Au final, il y a très peu d’œuvres aux­quelles je peux par­ticiper car il faut soit des bary­tons beau­coup plus larges comme Sweeney Todd, soit des ténors ou bary­tons légers. J’ai ain­si fait le tour des œuvres qui sont pleine­ment dans mon emploi. 

On vous retrou­ve sou­vent sur scène mais vous ne délais­sez pas pour autant le ciné­ma musi­cal. On vous a ain­si vu notam­ment dans On con­naît la chan­son (1997) et Pas sur la bouche (2003) d’Alain Resnais. C’est un for­mat que vous appré­ciez également ?
Le tour­nage d’On con­naît la chan­son était mer­veilleux : met­tre au point tous ces play­backs était fab­uleux. Le film est con­sti­tué d’un cock­tail d’acteurs avec des par­cours dif­férents, ce n’était que de la joie ! Un tour­nage devient néces­saire­ment et tout de suite plus joyeux grâce à la musique. Cette dernière rend le tra­vail agréable et ludique.

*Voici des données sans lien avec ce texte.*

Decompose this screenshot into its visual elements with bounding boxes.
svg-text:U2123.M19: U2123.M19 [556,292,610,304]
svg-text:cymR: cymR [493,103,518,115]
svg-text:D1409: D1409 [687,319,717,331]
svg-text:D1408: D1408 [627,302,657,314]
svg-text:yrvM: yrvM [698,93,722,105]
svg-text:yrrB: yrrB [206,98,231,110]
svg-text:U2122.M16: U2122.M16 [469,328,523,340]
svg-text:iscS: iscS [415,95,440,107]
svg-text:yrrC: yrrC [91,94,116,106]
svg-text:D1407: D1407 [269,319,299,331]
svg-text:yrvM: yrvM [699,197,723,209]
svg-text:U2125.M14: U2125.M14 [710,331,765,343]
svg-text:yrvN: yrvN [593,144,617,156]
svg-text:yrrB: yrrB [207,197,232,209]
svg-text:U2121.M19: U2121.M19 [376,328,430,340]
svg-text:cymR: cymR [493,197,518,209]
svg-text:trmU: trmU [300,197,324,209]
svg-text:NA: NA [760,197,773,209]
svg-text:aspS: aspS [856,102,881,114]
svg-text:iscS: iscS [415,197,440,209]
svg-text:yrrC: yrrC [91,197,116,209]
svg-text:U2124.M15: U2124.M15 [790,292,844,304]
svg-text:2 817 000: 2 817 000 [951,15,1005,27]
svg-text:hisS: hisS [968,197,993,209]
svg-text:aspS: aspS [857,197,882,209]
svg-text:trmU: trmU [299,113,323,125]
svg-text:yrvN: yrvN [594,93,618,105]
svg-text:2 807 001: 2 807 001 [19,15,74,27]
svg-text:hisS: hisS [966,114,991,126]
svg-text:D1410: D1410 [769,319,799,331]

Mais au ciné­ma, lorsqu’ils abor­dent la comédie musi­cale en film, les met­teurs en scène con­tin­u­ent de faire leur cast­ing soit en lien avec leur fan­tasme de met­teur en scène, soit en terme de box office. Par con­séquent, le bagage musi­cal ne pèse absol­u­ment rien, le fait d’avoir fait de la comédie musi­cale ne sert à rien. C’est presque un hand­i­cap puisque les chanteurs les emmer­dent. On remar­que aisé­ment que les films musi­caux sont majori­taire­ment con­sti­tués de gens qui n’ont pas for­cé­ment de for­ma­tion vocale – Sweeney Todd de Tim Bur­ton en est un exem­ple fla­grant. Les excep­tions ne man­quent pas bien sûr, surtout aux États-Unis, mais on se rend compte que les stars en ques­tion ont en réal­ité eu des for­ma­tions musi­cales, comme Meryl Streep, Cather­ine Zeta-Jones ou encore Renée Zell­weger. 

Dans quel pro­jet musi­cal pour­rons-nous vous retrouver ?
Je joue régulière­ment dans un spec­ta­cle dédié à l’univers de Kurt Weill (Lam­bert Wil­son chante Kurt Weill). Il a été mis sur pied avec Bruno Fontaine. Je racon­te la vie du com­pos­i­teur, sa ren­con­tre avec Bertolt Brecht, sa venue en France puis son exil aux États-Unis. Je suis accom­pa­g­né d’un orchestre de vingt musi­ciens, donc plus « weil­lien » que sym­phonique (le Leman­ic Mod­ern Ensem­ble de Genève). Le réper­toire est à la fois alle­mand, français et améri­cain, et je passe d’un per­son­nage mas­culin à un per­son­nage féminin. Je prends beau­coup de plaisir à le jouer.